In this publication: EM FX profits from weaker USD. Weaker Chinese yuan bets resuming. Outperformance in Indonesian rupiah unlikely to persist
EM-FX-weekly-4-Feb-2016.pdf (215 KB)
EM FX profits from weaker USD
Emerging market currencies have performed well since last Thursday. There are several reasons for this. First, oil and metal prices have recovered, improving sentiment towards currencies of commodity exporting countries. Second, weaker-than-expected US data have resulted in a downward adjustment in Fed interest rate hike expectations and cause a sharp sell-off of the US dollar across the board. Going forward we expect commodity prices to continue their recovery path. However, we also expect the US dollar to rally when US data come in stronger again. Both forces should result in a stabilisation in emerging market FX excluding Asia. Despite the much weaker-than-expected industrial production, the Brazilian real has been the strongest performing currency since last Thursday. It is likely that most of the negative news is reflected in the price and investor sentiment towards the real seems to have improved following the efforts to revive the economy.

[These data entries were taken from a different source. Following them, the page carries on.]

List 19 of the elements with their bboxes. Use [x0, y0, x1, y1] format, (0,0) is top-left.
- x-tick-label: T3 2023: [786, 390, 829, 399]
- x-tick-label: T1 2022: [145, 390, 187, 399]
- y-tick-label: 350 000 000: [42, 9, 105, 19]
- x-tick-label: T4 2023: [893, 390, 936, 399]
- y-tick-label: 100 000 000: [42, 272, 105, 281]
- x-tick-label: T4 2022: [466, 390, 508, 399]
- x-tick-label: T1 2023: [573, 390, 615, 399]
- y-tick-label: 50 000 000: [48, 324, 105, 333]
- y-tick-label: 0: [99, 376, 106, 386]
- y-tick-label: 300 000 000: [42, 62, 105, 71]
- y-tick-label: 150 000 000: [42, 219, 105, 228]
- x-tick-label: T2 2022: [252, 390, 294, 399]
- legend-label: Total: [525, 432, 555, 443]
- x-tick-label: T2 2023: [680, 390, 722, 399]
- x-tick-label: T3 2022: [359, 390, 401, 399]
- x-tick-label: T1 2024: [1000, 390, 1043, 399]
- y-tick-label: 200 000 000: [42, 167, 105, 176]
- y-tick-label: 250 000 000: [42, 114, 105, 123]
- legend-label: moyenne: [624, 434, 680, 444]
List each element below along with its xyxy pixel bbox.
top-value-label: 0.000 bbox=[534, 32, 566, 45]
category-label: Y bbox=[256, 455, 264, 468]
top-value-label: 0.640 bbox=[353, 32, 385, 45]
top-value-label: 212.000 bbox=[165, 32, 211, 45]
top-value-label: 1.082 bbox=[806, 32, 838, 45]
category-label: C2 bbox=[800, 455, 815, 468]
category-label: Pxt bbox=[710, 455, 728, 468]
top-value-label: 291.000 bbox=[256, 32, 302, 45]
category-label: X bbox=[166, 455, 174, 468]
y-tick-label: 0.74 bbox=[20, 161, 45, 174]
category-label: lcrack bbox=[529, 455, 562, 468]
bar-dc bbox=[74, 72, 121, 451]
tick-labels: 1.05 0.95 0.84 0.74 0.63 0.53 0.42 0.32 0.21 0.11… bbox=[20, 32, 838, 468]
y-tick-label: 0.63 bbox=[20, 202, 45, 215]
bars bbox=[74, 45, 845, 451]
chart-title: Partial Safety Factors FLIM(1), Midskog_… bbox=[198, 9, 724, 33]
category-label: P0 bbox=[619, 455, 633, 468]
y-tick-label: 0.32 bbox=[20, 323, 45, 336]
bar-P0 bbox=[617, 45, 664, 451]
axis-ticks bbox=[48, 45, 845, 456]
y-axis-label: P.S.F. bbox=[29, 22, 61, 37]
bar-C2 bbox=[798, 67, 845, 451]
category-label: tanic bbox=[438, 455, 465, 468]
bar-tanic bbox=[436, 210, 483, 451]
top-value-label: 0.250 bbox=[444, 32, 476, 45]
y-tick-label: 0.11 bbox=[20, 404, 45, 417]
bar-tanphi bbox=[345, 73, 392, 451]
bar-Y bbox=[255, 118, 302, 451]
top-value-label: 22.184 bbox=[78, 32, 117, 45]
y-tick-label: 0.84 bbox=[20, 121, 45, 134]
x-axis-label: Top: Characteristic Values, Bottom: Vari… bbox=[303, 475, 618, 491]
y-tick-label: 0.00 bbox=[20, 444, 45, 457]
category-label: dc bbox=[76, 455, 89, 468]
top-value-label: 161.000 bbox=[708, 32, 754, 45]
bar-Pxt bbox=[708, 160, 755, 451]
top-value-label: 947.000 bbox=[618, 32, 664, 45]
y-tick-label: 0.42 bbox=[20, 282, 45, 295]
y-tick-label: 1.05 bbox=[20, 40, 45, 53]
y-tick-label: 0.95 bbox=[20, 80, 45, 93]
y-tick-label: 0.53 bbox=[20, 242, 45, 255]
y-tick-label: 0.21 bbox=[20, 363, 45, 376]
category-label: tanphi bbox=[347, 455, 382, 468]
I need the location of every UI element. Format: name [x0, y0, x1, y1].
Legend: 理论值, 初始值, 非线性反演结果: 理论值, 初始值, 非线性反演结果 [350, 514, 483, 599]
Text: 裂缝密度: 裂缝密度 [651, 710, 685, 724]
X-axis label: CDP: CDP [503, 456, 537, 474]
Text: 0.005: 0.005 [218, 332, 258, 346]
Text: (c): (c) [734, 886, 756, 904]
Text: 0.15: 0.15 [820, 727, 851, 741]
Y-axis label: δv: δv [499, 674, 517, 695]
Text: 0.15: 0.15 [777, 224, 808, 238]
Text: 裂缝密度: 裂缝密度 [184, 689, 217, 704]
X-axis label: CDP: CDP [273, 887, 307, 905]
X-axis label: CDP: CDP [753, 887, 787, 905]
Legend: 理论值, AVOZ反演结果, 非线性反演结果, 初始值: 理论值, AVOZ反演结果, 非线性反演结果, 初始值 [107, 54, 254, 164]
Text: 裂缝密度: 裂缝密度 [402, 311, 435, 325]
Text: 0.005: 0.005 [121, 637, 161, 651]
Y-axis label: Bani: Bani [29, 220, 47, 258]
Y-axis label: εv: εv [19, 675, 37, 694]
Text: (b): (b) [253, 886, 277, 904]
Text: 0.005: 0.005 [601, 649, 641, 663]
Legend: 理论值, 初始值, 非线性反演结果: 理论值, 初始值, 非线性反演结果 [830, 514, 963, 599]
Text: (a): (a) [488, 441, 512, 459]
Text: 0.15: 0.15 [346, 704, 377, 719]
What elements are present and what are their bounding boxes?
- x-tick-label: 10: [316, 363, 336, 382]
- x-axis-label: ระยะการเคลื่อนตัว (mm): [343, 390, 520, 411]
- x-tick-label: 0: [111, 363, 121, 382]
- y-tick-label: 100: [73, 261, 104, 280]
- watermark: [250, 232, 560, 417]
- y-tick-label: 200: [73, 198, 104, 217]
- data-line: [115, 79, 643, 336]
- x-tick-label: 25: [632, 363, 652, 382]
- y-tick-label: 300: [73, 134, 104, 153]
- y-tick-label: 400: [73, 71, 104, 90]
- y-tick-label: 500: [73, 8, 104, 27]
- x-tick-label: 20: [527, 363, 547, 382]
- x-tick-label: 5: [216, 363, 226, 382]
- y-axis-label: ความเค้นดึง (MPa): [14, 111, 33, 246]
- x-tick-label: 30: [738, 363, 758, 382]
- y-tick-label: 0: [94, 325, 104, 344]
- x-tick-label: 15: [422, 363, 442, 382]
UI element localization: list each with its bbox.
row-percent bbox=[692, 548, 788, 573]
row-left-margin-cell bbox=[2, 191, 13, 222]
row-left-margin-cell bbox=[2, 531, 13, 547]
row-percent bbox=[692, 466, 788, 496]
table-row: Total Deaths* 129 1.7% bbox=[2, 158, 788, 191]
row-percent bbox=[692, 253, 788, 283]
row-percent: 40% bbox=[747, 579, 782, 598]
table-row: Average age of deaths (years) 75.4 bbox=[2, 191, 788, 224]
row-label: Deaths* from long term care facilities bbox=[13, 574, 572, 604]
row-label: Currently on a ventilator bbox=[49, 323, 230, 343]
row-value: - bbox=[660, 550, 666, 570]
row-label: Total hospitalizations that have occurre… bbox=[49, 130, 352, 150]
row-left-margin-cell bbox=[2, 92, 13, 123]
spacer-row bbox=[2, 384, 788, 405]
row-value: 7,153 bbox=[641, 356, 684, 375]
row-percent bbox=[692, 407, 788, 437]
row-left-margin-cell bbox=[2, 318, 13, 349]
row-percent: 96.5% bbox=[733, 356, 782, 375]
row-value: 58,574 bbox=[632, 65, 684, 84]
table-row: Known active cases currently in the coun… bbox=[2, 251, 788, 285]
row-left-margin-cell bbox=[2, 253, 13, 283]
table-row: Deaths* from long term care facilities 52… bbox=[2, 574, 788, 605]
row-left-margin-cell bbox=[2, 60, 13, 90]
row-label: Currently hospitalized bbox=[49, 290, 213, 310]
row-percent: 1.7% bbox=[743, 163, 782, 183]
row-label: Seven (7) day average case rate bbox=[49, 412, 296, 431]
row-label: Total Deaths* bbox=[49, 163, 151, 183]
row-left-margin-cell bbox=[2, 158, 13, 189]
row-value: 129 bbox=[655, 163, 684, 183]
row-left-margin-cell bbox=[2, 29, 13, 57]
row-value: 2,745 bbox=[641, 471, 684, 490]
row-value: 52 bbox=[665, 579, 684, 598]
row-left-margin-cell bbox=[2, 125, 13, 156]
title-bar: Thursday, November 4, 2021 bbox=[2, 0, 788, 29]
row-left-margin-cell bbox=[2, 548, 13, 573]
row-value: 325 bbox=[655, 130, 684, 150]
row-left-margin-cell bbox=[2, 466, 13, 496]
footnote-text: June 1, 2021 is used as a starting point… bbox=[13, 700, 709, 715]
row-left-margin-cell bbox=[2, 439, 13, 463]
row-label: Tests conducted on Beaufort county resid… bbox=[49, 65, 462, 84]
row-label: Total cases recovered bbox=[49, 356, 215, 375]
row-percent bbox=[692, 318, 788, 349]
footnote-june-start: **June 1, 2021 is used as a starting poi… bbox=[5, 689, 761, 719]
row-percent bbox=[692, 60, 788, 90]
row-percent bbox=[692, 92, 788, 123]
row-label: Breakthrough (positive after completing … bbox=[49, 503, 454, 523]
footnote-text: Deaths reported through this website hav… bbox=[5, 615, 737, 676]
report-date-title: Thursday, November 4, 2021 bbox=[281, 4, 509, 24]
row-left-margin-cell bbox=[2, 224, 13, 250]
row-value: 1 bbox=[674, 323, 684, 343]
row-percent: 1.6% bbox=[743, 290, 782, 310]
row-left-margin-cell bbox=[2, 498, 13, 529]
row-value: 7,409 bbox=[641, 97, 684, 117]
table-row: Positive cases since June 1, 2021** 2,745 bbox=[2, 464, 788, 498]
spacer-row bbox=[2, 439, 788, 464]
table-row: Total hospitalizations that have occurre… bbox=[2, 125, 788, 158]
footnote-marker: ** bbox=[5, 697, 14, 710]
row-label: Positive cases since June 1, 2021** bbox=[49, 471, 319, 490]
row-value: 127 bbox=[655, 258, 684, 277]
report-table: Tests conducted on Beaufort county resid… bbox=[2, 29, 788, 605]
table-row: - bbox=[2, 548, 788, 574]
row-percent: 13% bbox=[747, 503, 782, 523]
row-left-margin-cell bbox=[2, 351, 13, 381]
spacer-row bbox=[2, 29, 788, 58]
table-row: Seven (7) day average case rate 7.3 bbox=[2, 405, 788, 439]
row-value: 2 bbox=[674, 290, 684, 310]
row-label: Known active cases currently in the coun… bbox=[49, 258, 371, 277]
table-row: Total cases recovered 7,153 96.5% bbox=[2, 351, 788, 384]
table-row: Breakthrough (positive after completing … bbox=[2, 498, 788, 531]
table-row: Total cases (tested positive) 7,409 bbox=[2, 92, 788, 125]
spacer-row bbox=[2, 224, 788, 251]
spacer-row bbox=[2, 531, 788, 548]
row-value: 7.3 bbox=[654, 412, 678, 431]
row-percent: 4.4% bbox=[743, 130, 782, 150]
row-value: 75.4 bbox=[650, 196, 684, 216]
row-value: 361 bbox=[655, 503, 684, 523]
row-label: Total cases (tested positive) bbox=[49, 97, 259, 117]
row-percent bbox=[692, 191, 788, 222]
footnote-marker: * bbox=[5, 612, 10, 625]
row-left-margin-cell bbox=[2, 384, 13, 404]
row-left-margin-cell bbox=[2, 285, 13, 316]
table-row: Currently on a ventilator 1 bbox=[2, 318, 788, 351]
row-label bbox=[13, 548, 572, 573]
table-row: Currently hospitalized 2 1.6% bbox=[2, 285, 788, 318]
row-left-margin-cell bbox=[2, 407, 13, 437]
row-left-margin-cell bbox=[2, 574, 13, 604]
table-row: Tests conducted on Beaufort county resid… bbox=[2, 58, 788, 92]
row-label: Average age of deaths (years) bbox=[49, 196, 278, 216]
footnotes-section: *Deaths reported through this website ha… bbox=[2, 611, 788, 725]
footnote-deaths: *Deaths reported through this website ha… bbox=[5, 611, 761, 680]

Weaker Chinese yuan bets resuming
The People’s Bank of China (PBoC) has continued to fix a stronger yuan daily fixing reference rate in the past week. This has helped to support sentiment in the yuan spot market. However, financial markets have increased again their positions that profit from a weaker yuan. This was triggered by a weakening of the official PMIs in January, both for the manufacturing and the services sector. Our view that a sharp devaluation in the yuan is not the best solution to stimulate the economy has not changed as it will exacerbate capital outflows from China. Tighter surveillance and minor capital controls to curb speculative activities in the yuan are likely to be imposed. Fiscal stimulus to support the economy before long will also aid sentiment in the yuan. Indeed there are some encouraging signs of economic stabilisation as Caixin’s services PMI rose by 2.2 point to 52.4 in January and the composite PMI recovered to 50.1 (December: 49.4). We maintain our year end yuan target versus the USD at 6.70.
Outperformance in IDR unlikely to persist
The Indonesian rupiah (IDR) has outperformed in recent weeks as economic growth prospects in Indonesia have improved. This is due to several economic stimulus measures announced by the government and expectations (including ours) that Bank Indonesia will lower monetary policy rates later this month to stimulate the economy. The IDR has also been in favour due to market expectation that the Fed will delay tightening monetary policy. While we acknowledge an increasing risk that the Fed may raise interest rates less than signalled. A too strong IDR may not be desirable as it will hurt exports growth and spur domestic demand (imports), widening the current account deficit. As Indonesia’s current account deficit is expected to widen this year, a reversal of capital outflows when the Fed tightens monetary policy is likely to pressure the IDR. This risk is exacerbated by the fact that foreign ownership of government bonds are elevated (39% as of January 2016). In addition, the government is likely to issue more bonds to fund its fiscal deficit, limiting the effectiveness of looser monetary policy. We also expect Bank Indonesia to replenish its foreign currency reserves given that holdings have declined by more than 5% in 2015. Last but not least, the government has a weak policy implementation record and hence the full effects of various stimulus measures announced may not materialise, just as in 2015. We expect the IDR to decline towards 15,000 against the USD by the end of this year.